Humanoids Get a Sales Booth: Automate 2026 Opens First NVIDIA Pavilion

Automate 2026 opens in Chicago with the first-ever NVIDIA-sponsored Humanoid Pavilion — 20-plus humanoids moving from demo reels to a trade-show order desk.

Humanoids Get a Sales Booth: Automate 2026 Opens First NVIDIA Pavilion

There is a quiet milestone in the life of any technology: the moment it stops being a research curiosity and starts being a thing with a sales booth, a badge scanner, and a guy whose job is to follow up about pricing. For factory humanoids, that moment is this week.

Automate 2026, the Association for Advancing Automation’s trade show, opens June 22 at Chicago’s McCormick Place and runs through the 25th. By the organizer’s own billing, it is the largest in the event’s 50-year history: more than 50,000 attendees, over 1,000 exhibitors, 450,000 square feet of floor. The headline addition is a first-ever Humanoid Robot Pavilion, sponsored by NVIDIA, featuring more than 20 humanoid robots and humanoid-focused organizations, plus the third annual Humanoid Robot Forum.

A pavilion is a procurement signal

It is easy to wave this off as another robot-on-stage spectacle. It is not. Conference keynotes are where a technology gets admired; trade-show pavilions are where it gets bought. The audience at Automate is not venture capitalists and journalists looking for a viral clip — it is plant managers, operations directors, and systems integrators with capital budgets and a list of stations they would like to stop staffing. When NVIDIA puts its name on a 20-robot pavilion aimed at that crowd, the message is not “look what’s coming.” It is “here is the catalog.”

That shift in audience is the whole story. A humanoid doing a backflip on YouTube changes nothing for a warehouse. A humanoid standing in a booth next to a quoted lead time, an integration partner, and a financing model changes the math for every operations director walking the floor. The pavilion exists because there is now a buyer to sell to.

Richtech and the laser-engraving demo

The exhibitor that best captures the vibe is Richtech Robotics, a Nasdaq-listed firm leaning hard into the moment. Richtech is debuting an AI-driven pallet-jack robot at Booth #17060 and showing its DEX humanoids as a featured exhibitor in the humanoid pavilion at Booth #2088. COO Phil Zheng has a June 24 keynote with the very 2026 title “Unlocking Flexible American Manufacturing through DEX, Powered by NVIDIA Technology.”

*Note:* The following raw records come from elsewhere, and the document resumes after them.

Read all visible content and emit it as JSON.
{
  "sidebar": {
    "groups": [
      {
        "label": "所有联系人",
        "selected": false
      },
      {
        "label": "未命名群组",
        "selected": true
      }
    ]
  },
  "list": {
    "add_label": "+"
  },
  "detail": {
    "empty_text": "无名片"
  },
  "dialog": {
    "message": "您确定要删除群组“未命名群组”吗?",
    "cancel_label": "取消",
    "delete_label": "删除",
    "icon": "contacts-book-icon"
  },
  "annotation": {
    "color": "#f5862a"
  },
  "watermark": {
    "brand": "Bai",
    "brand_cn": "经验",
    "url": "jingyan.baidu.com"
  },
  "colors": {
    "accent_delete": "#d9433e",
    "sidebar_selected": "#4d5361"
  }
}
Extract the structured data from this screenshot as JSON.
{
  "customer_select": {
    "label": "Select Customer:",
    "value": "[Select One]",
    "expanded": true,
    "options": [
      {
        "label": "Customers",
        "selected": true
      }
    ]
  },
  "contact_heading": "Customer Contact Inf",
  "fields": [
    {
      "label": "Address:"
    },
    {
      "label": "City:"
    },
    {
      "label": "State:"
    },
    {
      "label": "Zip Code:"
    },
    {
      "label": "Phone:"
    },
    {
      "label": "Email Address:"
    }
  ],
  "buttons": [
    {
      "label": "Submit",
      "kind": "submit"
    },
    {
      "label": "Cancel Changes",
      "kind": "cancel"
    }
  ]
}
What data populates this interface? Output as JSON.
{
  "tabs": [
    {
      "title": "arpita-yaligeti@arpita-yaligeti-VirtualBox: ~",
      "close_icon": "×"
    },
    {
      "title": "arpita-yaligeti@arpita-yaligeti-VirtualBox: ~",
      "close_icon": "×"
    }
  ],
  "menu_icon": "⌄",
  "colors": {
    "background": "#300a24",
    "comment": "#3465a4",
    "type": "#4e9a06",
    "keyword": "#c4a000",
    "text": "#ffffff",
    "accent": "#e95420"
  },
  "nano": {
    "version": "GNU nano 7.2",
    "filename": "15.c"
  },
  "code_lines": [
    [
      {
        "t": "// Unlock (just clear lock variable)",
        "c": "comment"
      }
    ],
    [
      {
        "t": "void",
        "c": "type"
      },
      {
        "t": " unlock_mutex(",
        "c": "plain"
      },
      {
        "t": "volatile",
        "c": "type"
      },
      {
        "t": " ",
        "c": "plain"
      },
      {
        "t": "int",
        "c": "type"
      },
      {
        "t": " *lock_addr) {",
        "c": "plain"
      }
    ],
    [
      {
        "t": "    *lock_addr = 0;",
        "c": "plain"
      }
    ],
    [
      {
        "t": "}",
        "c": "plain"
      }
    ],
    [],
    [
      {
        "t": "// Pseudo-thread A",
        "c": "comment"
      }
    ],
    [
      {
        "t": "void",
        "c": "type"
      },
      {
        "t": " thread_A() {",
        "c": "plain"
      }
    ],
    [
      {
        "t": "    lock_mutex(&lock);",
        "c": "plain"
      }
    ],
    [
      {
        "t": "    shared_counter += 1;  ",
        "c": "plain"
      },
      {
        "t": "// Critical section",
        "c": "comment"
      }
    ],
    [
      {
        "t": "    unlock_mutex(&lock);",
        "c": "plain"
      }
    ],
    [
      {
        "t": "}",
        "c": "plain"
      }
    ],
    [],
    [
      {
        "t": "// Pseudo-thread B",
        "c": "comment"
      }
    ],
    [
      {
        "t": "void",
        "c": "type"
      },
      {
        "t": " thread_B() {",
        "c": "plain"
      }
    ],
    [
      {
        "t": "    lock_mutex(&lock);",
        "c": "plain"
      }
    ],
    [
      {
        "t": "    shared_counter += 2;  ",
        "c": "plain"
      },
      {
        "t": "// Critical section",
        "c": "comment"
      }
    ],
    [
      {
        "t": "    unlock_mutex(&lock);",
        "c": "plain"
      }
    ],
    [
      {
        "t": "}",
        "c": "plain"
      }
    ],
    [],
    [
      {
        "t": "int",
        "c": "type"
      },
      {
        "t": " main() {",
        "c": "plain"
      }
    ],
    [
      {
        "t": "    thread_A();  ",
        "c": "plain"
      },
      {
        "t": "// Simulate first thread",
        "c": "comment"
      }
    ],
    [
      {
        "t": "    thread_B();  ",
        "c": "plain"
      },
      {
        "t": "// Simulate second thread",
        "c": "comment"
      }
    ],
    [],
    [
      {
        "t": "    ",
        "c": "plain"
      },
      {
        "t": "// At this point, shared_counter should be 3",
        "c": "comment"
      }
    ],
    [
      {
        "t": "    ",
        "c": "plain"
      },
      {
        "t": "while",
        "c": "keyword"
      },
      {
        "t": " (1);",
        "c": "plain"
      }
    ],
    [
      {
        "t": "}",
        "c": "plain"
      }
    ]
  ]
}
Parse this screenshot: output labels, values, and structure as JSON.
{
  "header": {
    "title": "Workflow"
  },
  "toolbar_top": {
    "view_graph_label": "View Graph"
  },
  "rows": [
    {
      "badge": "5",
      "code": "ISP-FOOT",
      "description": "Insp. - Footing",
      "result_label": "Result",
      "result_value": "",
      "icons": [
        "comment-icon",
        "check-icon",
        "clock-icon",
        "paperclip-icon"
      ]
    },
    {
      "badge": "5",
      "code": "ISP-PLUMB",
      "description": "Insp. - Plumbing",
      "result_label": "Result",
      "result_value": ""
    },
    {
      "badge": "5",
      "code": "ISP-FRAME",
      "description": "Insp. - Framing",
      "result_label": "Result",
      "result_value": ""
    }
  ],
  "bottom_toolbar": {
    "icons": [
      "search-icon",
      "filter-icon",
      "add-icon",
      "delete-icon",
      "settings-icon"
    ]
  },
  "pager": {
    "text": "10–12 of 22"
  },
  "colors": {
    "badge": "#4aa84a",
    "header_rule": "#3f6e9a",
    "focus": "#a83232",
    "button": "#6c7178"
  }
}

The booth demo is the tell. One DEX will run a laser-engraving workflow; another will host an interactive presentation and hand out precision-carved pendants, each stamped with a QR code linking to a live stream of the robots working. Strip the marketing gloss and what you have is a humanoid performing a small, real, repeatable manufacturing task — pick up part, position it, run the process, hand over the output — in front of the exact people who pay humans to do small, real, repeatable manufacturing tasks. The pendant is a souvenir. The workflow is the pitch.

What it means for the people on the line

None of this means a humanoid is about to replace a shift floor tomorrow. The honest read on the hardware is still that pilots outnumber deployments, reliability is uneven, and a pallet jack with an AI label is a long way from a general-purpose worker. The thing that changed is commercial, not mechanical. Humanoids and warehouse automation now have a dedicated, NVIDIA-backed buying venue aimed squarely at the people who sign off on labor budgets — the same pull toward physical-world automation we tracked when China’s robot-brain models started topping the benchmarks.

For anyone whose job is a sequence of physical, repeatable steps in a warehouse or plant, the signal in Chicago this week is worth reading plainly. The technology is no longer asking to be admired. It is asking for a purchase order. When a category graduates from the keynote stage to the order desk, the relevant question stops being “can it do the trick” and becomes “what’s the lead time” — and that is a conversation about your station, held in a room you are not invited to.